23 Toen hij nu nog niet wilde wijken, trof Abner hem met een achterwaartse beweging zo in de buik, dat de lans er van achteren weer uitkwam; hij viel neer en bleef op de plek dood. En iedereen, die bij de plek kwam, waar Asaël gevallen en gestorven was, bleef er bij stil staan.
But he refused to hearken to him, and would not turn aside: wherefore Abner struck him with his spear with a back stroke in the groin, and thrust him through, and he died upon the spot: and all that came to the place where Asael fell down and died stood still.
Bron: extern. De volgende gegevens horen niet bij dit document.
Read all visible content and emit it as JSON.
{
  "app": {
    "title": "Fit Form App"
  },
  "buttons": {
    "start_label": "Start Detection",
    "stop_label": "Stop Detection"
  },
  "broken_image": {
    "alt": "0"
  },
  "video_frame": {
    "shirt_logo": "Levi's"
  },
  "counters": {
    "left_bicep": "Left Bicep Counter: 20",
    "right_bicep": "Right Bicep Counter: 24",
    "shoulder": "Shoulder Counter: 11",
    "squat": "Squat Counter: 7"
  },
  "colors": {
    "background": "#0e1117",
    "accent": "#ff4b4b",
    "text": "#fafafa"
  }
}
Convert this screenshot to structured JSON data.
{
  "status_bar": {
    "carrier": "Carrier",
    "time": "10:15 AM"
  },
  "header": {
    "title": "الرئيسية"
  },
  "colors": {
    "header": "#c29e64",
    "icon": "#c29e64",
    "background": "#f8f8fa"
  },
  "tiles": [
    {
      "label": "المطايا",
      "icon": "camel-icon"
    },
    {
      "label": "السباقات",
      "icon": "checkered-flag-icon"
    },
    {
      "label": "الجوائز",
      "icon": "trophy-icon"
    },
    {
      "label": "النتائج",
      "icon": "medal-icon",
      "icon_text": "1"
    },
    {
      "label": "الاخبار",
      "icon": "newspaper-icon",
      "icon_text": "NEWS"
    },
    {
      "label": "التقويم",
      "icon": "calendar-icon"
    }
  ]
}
24 Ook Joab en Abisjai zetten Abner achterna. Tegen zonsondergang bereikten ze Gibat-Amma, dat tegenover Giach ligt, op de weg naar de woestijn van Gibon,
Now while Joab and Abisai pursued after Abner, the sun went down: and they came as far as the hill of the aqueduct, that lieth over against the valley by the way of the wilderness in Gabaon.
25 waar de Benjamieten zich om Abner hadden verzameld, en in gesloten rijen op de top van Gibat-Amma hadden postgevat.
And the children of Benjamin gathered themselves together to Abner: and being joined in one body, they stood on the top of a hill.
26 Toen riep Abner tot Joab: Moet het zwaard nu eeuwig woeden? Voelt ge dan niet dat het tenslotte verkeerd moet aflopen? Hoe lang wacht ge nog, het volk te bevelen, de achtervolging van hun broeders te staken?
And Abner cried out to Joab, and said: Shall thy sword rage unto utter destruction? knowest thou not that it is dangerous to drive people to despair? how long dost thou defer to bid the people cease from pursuing after their brethren?
27 Joab antwoordde: Zo waar God leeft; zo ge niet gesproken hadt, ja dan zou het volk eerst morgenvroeg de achtervolging hebben opgegeven.
And Joab said: As the Lord liveth, if thou hadst spoke sooner, even in the morning the people should have retired from pursuing after their brethren.
28 Toen blies Joab de trompet, en het hele volk maakte halt. Het achtervolgde Israël niet langer, en de strijd werd gestaakt.
Then Joab sounded the trumpet, and all the army stood still, and did not pursue after Israel any farther, nor fight any more.
29 Abner met zijn manschappen trokken heel die nacht door de Jordaanvlakte verder, staken de Jordaan over en bereikten na een mars van een halve dag Machanáim.
And Abner and his men walked all that night through the plains: and they passed the Jordan, and having gone through all Beth-horon, came to the camp.
30 Toen Joab de achtervolging van Abner had opgegeven en al het volk had verzameld, werden er van de aanhangers van David behalve Asaël negentien man vermist;
And Joab returning, after he had left Abner, assembled all the people: and there were wanting of David’s servants nineteen men, beside Asael.
31 maar de aanhangers van David hadden van Benjamin, dus van Abners manschappen, drie honderd zestig man verslagen.
But the servants of David had killed of Benjamin, and of the men that were with Abner, three hundred and sixty, who all died.
32 Men droeg Asaël weg, en begroef hem in het graf van zijn vader te Betlehem. Daarna trok Joab met zijn manschappen heel de nacht verder, en bereikte Hebron, toen het dag werd.
And they took Asael, and buried him in the sepulchre of his father in Bethlehem, and Joab, and the men that were with him, marched all the night, and they came to Hebron at break of day.